Thomas Meyer-Falk
Kürzlich fragten Ulla Jelpke (Die Linke, Bundestagsabgeordnete) und weitere Abgeordnete die Bundesregierung nach der Umsetzung des Urteils des Bundesverfassungsgerichts von 2011 im Bereich der Sicherungsverwahrung. Mit Schreiben vom 17.3.2020 antwortete die Bundesregierung.
Statistisches Material
In der Bundestagsdrucksache 19/18038 (online aufrufbar unter dip21.bundestag.de/dip21/btd/19/180/1918038.pdf ) stellt die Regierung die Entwicklung der Zahl der Sicherungsverwahrten seit 2009 dar. Gab es damals bundesweit 512 Verwahrte (darunter 3 Frauen), sind es mit Stichtag 30.09.2019 schon 574 (darunter 1 Frau). Ein Anstieg von rund 12%. Der insofern bemerkenswert ist, weil in Folge von Urteil des Europäischen Gerichtshofes für Menschenrechte 2009/2010 und des Bundesverfassungsgerichts 2011 die Zahl der Insass*innen Ende 2012 auf 465 Verwahrte (davon 3 Frauen) sank. Seitdem also um satte 23,44% stieg.
Schaut man sich noch die Zahl jener Verwahrten an die es in den Offenen Vollzug schaffen, melden die meisten Bundesländer regelhaft die Zahl Null!

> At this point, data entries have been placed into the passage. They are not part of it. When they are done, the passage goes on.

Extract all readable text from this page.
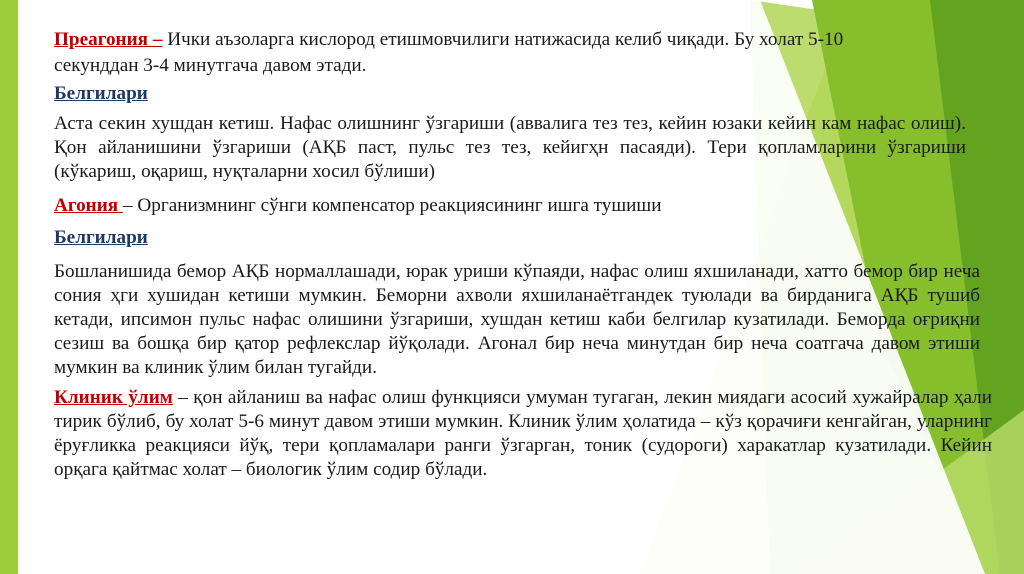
Преагония – Ички аъзоларга кислород етишмовчилиги натижасида келиб чиқади. Бу холат 5-10

секунддан 3-4 минутгача давом этади.

Белгилари

Аста секин хушдан кетиш. Нафас олишнинг ўзгариши (аввалига тез тез, кейин юзаки кейин кам нафас олиш). Қон айланишини ўзгариши (АҚБ паст, пульс тез тез, кейигҳн пасаяди). Тери қопламларини ўзгариши (кўкариш, оқариш, нуқталарни хосил бўлиши)

Агония – Организмнинг сўнги компенсатор реакциясининг ишга тушиши

Белгилари

Бошланишида бемор АҚБ нормаллашади, юрак уриши кўпаяди, нафас олиш яхшиланади, хатто бемор бир неча сония ҳги хушидан кетиши мумкин. Беморни ахволи яхшиланаётгандек туюлади ва бирданига АҚБ тушиб кетади, ипсимон пульс нафас олишини ўзгариши, хушдан кетиш каби белгилар кузатилади. Беморда оғриқни сезиш ва бошқа бир қатор рефлекслар йўқолади. Агонал бир неча минутдан бир неча соатгача давом этиши мумкин ва клиник ўлим билан тугайди.

Клиник ўлим – қон айланиш ва нафас олиш функцияси умуман тугаган, лекин миядаги асосий хужайралар ҳали тирик бўлиб, бу холат 5-6 минут давом этиши мумкин. Клиник ўлим ҳолатида – кўз қорачиғи кенгайган, уларнинг ёруғликка реакцияси йўқ, тери қопламалари ранги ўзгарган, тоник (судороги) харакатлар кузатилади. Кейин орқага қайтмас холат – биологик ўлим содир бўлади.
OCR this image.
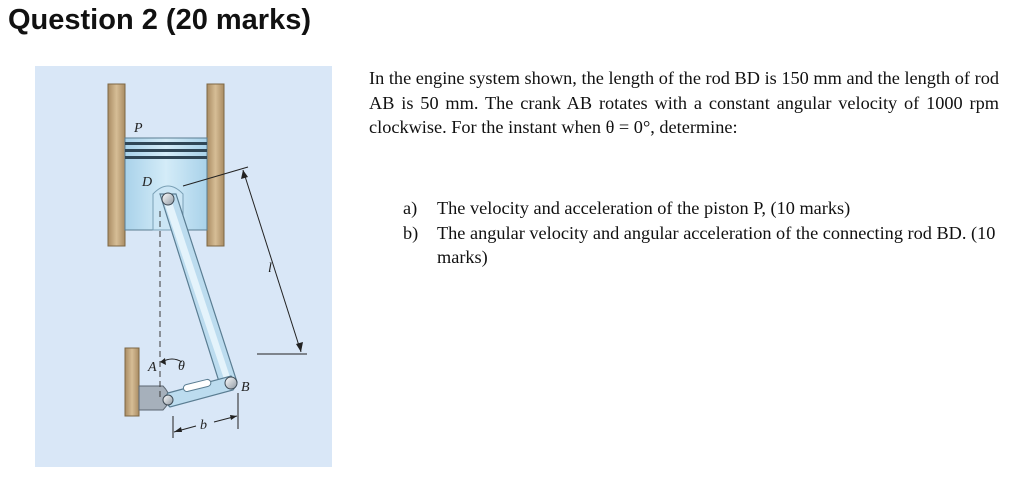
Question 2 (20 marks)
P
D
A θ
B
l
b

In the engine system shown, the length of the rod BD is 150 mm and the length of rod AB is 50 mm. The crank AB rotates with a constant angular velocity of 1000 rpm clockwise. For the instant when θ = 0°, determine:

a)	The velocity and acceleration of the piston P, (10 marks)
b)	The angular velocity and angular acceleration of the connecting rod BD. (10 marks)
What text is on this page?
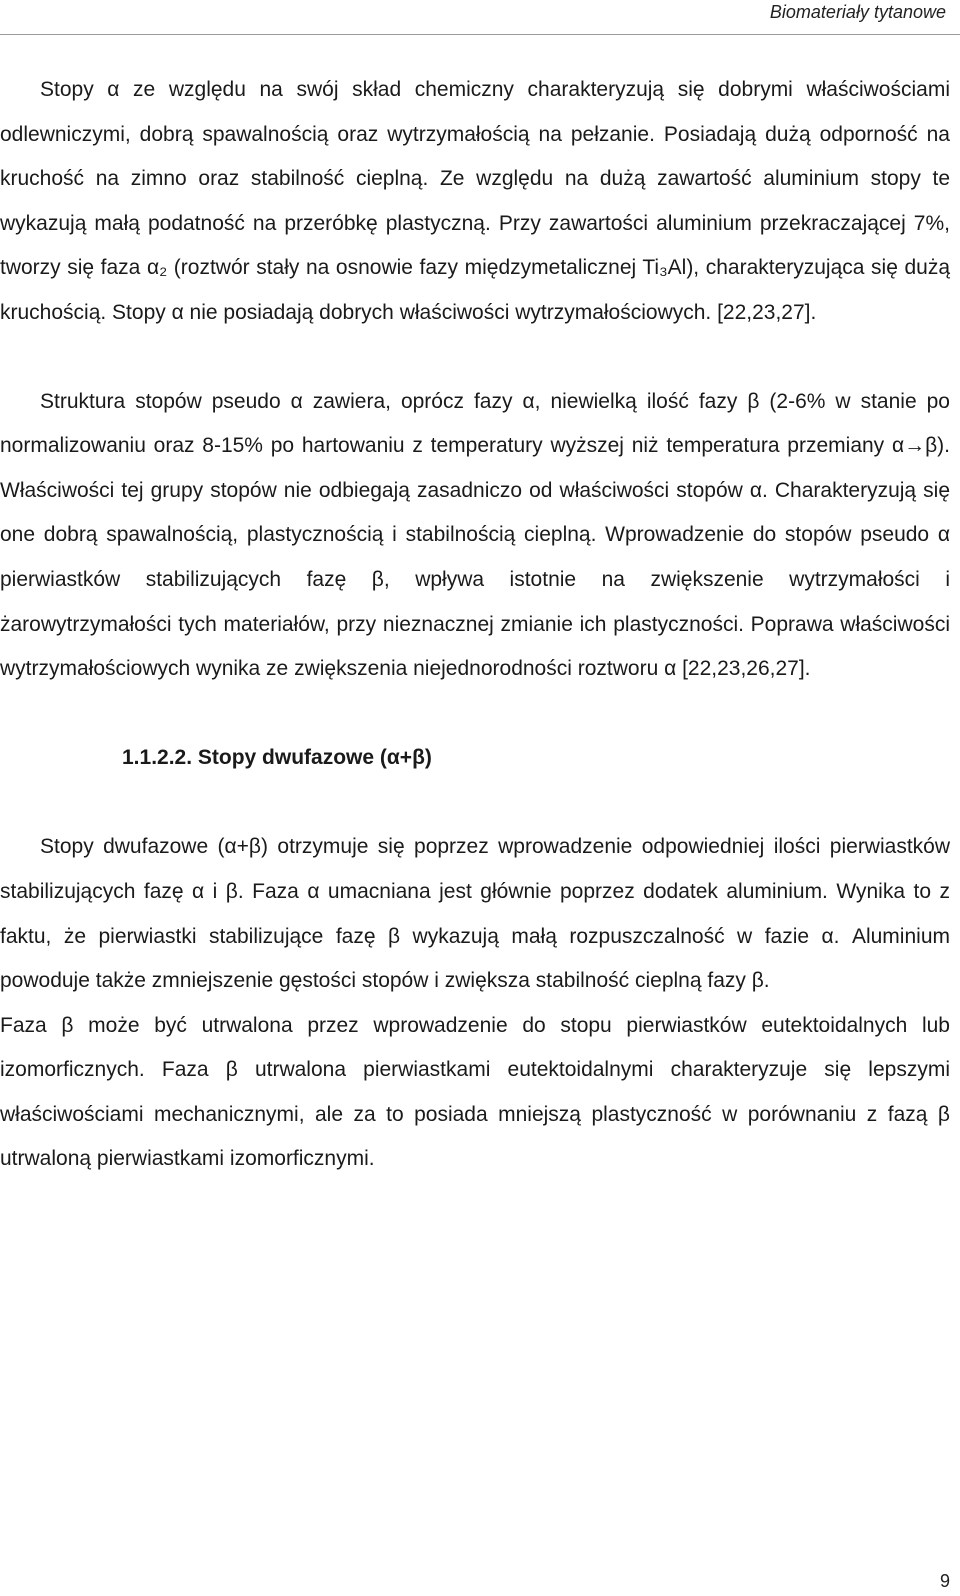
Biomateriały tytanowe

Stopy α ze względu na swój skład chemiczny charakteryzują się dobrymi właściwościami odlewniczymi, dobrą spawalnością oraz wytrzymałością na pełzanie. Posiadają dużą odporność na kruchość na zimno oraz stabilność cieplną. Ze względu na dużą zawartość aluminium stopy te wykazują małą podatność na przeróbkę plastyczną. Przy zawartości aluminium przekraczającej 7%, tworzy się faza α₂ (roztwór stały na osnowie fazy międzymetalicznej Ti₃Al), charakteryzująca się dużą kruchością. Stopy α nie posiadają dobrych właściwości wytrzymałościowych. [22,23,27].

Struktura stopów pseudo α zawiera, oprócz fazy α, niewielką ilość fazy β (2-6% w stanie po normalizowaniu oraz 8-15% po hartowaniu z temperatury wyższej niż temperatura przemiany α→β). Właściwości tej grupy stopów nie odbiegają zasadniczo od właściwości stopów α. Charakteryzują się one dobrą spawalnością, plastycznością i stabilnością cieplną. Wprowadzenie do stopów pseudo α pierwiastków stabilizujących fazę β, wpływa istotnie na zwiększenie wytrzymałości i żarowytrzymałości tych materiałów, przy nieznacznej zmianie ich plastyczności. Poprawa właściwości wytrzymałościowych wynika ze zwiększenia niejednorodności roztworu α [22,23,26,27].

1.1.2.2. Stopy dwufazowe (α+β)

Stopy dwufazowe (α+β) otrzymuje się poprzez wprowadzenie odpowiedniej ilości pierwiastków stabilizujących fazę α i β. Faza α umacniana jest głównie poprzez dodatek aluminium. Wynika to z faktu, że pierwiastki stabilizujące fazę β wykazują małą rozpuszczalność w fazie α. Aluminium powoduje także zmniejszenie gęstości stopów i zwiększa stabilność cieplną fazy β.

Faza β może być utrwalona przez wprowadzenie do stopu pierwiastków eutektoidalnych lub izomorficznych. Faza β utrwalona pierwiastkami eutektoidalnymi charakteryzuje się lepszymi właściwościami mechanicznymi, ale za to posiada mniejszą plastyczność w porównaniu z fazą β utrwaloną pierwiastkami izomorficznymi.

9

Mit Stichtag 30.9.2019 befanden sich bundesweit nur 6 Verwahrte in dieser Vollzugsform. In Baden-Württemberg beispielsweise ein Mann. Dort war man schon weiter, im Jahr 2015 befanden sich alleine in Baden-Würtemberg 8 Männer im offenen Vollzug. Ein Rückgang also um fast 90%!
Ausweichende Reaktionen ansonsten
Fragen zu konkreter Ausgestaltung des Haftalltags weicht die Bundesregierung unter Hinweis darauf, der Vollzug sei Sache der Bundesländer aus, mithin sei man nicht zuständig.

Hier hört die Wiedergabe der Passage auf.